Deux grandes dates définissent la période d'avant 1730 : 1634 et 1699. La première Western Charter, adoptée en 1634, a officialisé le système de droit coutumier qui avait gouverné les activités des pêcheurs du sud-ouest de l'Angleterre. Cette charte instaurait une batterie de règlements sur divers délits, comme le vol et l'ivrognerie, qui perturbaient les activités de pêche; elle instituait officiellement le système d'amiraux de la pêche, auxquels elle conférait le pouvoir de juger tous les litiges et les crimes locaux sauf les infractions majeures, qui devaient être jugés en Angleterre à l'automne, après le retour des navires.

La Loi de 1699, aussi appelée Loi du roi William ou Loi de Terre-Neuve, a constitué le fondement de la constitution de l'île pour tout le siècle subséquent; elle confirmait par une loi du Parlement le pouvoir des amiraux de la pêche en matière d'administration de la justice. Elle autorisait aussi les commandants des navires de la Marine britannique stationnés à Terre-Neuve à agir comme juges d'appel des sentences rendues par les amiraux. En officialisant ainsi le rôle des officiers de marine, la Loi de 1699 assurait la main-mise du gouvernement naval sur Terre-Neuve au XVIIIe siècle.

La dualité des ordres d'autorité

Dans une plus large perspective, l'époque a été marquée par deux processus. En premier lieu, à partir du XVIIe siècle, des systèmes parallèles de gouvernement ont eu cours à Terre-Neuve, conciliant deux ordres d'autorité : les lois et règlements des colonisateurs, et la Charte occidentale pour la pêche. Cette dualité s'est perpétuée au XVIIIe siècle par le clivage entre les commandants de marine et les amiraux de la pêche. Les officiers de marine, en particulier, critiquaient avec vigueur la conduite des amiraux.

En deuxième lieu, avant 1730, un certain nombre de mesures ad hoc ont été adoptées pour combler divers vides juridiques. La plupart de ces mesures n'ont pas été consignées, mais le tribunal établi par les marchands à St.
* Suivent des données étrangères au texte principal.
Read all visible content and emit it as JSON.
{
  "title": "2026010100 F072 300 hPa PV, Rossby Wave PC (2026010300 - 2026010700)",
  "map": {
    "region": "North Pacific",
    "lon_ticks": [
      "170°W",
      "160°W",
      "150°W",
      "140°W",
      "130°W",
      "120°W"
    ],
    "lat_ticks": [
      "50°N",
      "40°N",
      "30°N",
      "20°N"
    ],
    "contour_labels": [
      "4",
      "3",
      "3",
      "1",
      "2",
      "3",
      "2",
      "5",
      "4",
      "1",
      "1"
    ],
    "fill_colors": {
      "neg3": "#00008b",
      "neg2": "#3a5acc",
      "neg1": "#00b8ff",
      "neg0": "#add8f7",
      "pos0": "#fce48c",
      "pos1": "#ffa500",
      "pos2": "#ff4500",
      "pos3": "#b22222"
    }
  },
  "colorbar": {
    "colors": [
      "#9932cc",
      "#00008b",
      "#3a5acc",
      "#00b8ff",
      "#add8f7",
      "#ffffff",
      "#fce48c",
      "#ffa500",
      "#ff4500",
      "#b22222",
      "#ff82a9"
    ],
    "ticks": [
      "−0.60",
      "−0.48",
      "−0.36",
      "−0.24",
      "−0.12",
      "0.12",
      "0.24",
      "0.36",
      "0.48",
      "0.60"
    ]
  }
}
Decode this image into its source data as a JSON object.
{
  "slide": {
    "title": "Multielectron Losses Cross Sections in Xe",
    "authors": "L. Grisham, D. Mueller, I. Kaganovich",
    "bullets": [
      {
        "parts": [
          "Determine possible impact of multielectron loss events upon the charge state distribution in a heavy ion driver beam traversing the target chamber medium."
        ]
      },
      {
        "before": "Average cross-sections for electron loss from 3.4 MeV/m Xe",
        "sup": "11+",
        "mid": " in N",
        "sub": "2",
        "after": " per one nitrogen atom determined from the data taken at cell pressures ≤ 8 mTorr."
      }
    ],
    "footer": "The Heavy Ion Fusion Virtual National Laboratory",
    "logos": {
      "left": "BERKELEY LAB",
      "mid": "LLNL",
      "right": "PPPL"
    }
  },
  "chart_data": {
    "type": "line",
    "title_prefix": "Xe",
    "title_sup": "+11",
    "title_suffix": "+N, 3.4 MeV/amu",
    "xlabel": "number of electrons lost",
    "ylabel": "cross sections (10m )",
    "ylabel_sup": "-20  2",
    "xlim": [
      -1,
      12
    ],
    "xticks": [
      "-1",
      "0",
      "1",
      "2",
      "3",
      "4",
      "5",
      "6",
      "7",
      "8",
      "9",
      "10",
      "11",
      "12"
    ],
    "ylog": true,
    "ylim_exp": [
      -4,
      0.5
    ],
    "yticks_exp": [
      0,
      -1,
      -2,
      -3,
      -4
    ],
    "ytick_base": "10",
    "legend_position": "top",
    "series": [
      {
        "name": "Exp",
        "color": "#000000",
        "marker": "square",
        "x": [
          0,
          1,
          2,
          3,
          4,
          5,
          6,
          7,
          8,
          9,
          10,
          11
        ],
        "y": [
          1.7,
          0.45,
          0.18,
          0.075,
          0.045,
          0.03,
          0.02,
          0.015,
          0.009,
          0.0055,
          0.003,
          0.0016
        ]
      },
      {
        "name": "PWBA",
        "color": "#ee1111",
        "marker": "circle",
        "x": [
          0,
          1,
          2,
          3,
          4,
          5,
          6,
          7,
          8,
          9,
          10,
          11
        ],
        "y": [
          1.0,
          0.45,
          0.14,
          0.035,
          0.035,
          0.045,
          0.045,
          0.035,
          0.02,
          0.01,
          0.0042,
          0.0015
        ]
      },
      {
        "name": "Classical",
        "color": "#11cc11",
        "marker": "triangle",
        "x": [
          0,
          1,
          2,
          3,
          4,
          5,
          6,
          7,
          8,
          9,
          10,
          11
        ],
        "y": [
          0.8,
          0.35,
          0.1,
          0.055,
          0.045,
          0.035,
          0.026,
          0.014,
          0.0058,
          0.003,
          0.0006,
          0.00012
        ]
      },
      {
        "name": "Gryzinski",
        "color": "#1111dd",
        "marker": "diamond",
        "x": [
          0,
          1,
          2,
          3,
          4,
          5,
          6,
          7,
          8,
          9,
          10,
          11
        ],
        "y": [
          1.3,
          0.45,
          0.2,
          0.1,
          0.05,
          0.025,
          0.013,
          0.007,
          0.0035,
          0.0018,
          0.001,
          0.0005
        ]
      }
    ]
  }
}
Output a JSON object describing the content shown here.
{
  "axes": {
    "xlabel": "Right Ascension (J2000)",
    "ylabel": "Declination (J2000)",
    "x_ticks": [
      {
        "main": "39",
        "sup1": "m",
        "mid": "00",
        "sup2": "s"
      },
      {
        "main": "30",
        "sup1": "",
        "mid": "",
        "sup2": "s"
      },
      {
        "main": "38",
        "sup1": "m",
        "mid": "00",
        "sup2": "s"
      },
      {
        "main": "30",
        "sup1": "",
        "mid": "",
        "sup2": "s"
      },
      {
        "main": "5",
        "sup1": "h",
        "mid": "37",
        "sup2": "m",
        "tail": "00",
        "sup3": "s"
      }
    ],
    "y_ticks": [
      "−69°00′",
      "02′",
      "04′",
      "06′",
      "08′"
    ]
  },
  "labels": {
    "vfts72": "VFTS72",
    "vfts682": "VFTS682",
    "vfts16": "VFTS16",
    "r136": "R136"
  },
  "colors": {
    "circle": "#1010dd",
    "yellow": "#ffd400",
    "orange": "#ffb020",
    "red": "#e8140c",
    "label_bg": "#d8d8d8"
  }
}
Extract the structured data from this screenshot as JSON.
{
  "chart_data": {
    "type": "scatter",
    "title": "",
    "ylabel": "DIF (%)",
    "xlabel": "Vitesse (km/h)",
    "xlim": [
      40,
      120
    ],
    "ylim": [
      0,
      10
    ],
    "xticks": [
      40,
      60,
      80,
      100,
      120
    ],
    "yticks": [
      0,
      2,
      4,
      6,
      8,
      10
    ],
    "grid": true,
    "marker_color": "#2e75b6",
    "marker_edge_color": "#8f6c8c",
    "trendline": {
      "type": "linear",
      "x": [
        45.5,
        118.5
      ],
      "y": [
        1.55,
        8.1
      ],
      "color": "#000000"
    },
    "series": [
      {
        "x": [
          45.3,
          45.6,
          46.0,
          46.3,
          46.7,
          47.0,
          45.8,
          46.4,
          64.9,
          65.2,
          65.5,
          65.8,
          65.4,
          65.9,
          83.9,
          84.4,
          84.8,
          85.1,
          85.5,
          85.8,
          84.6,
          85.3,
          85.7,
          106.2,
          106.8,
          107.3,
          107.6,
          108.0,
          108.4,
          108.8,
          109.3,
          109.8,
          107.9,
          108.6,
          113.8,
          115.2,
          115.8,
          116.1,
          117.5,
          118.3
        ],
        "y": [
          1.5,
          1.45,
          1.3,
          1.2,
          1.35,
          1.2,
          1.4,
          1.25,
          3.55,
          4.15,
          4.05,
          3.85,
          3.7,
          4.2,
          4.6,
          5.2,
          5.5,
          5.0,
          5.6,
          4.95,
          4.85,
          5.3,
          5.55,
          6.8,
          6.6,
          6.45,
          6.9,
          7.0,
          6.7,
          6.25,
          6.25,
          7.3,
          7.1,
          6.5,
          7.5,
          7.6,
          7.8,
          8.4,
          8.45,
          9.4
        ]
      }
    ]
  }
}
John's en 1723 en a laissé un registre fascinant pour les historiens. On ne saurait comprendre l'histoire du droit et du gouvernement avant 1730 sans tenir compte de la façon dont les institutions officielles et non officielles ont évolué pour protéger les intérêts des armateurs de pêche du sud-ouest de l'Angleterre et répondre aux besoins de ceux qui s'établissaient à Terre-Neuve.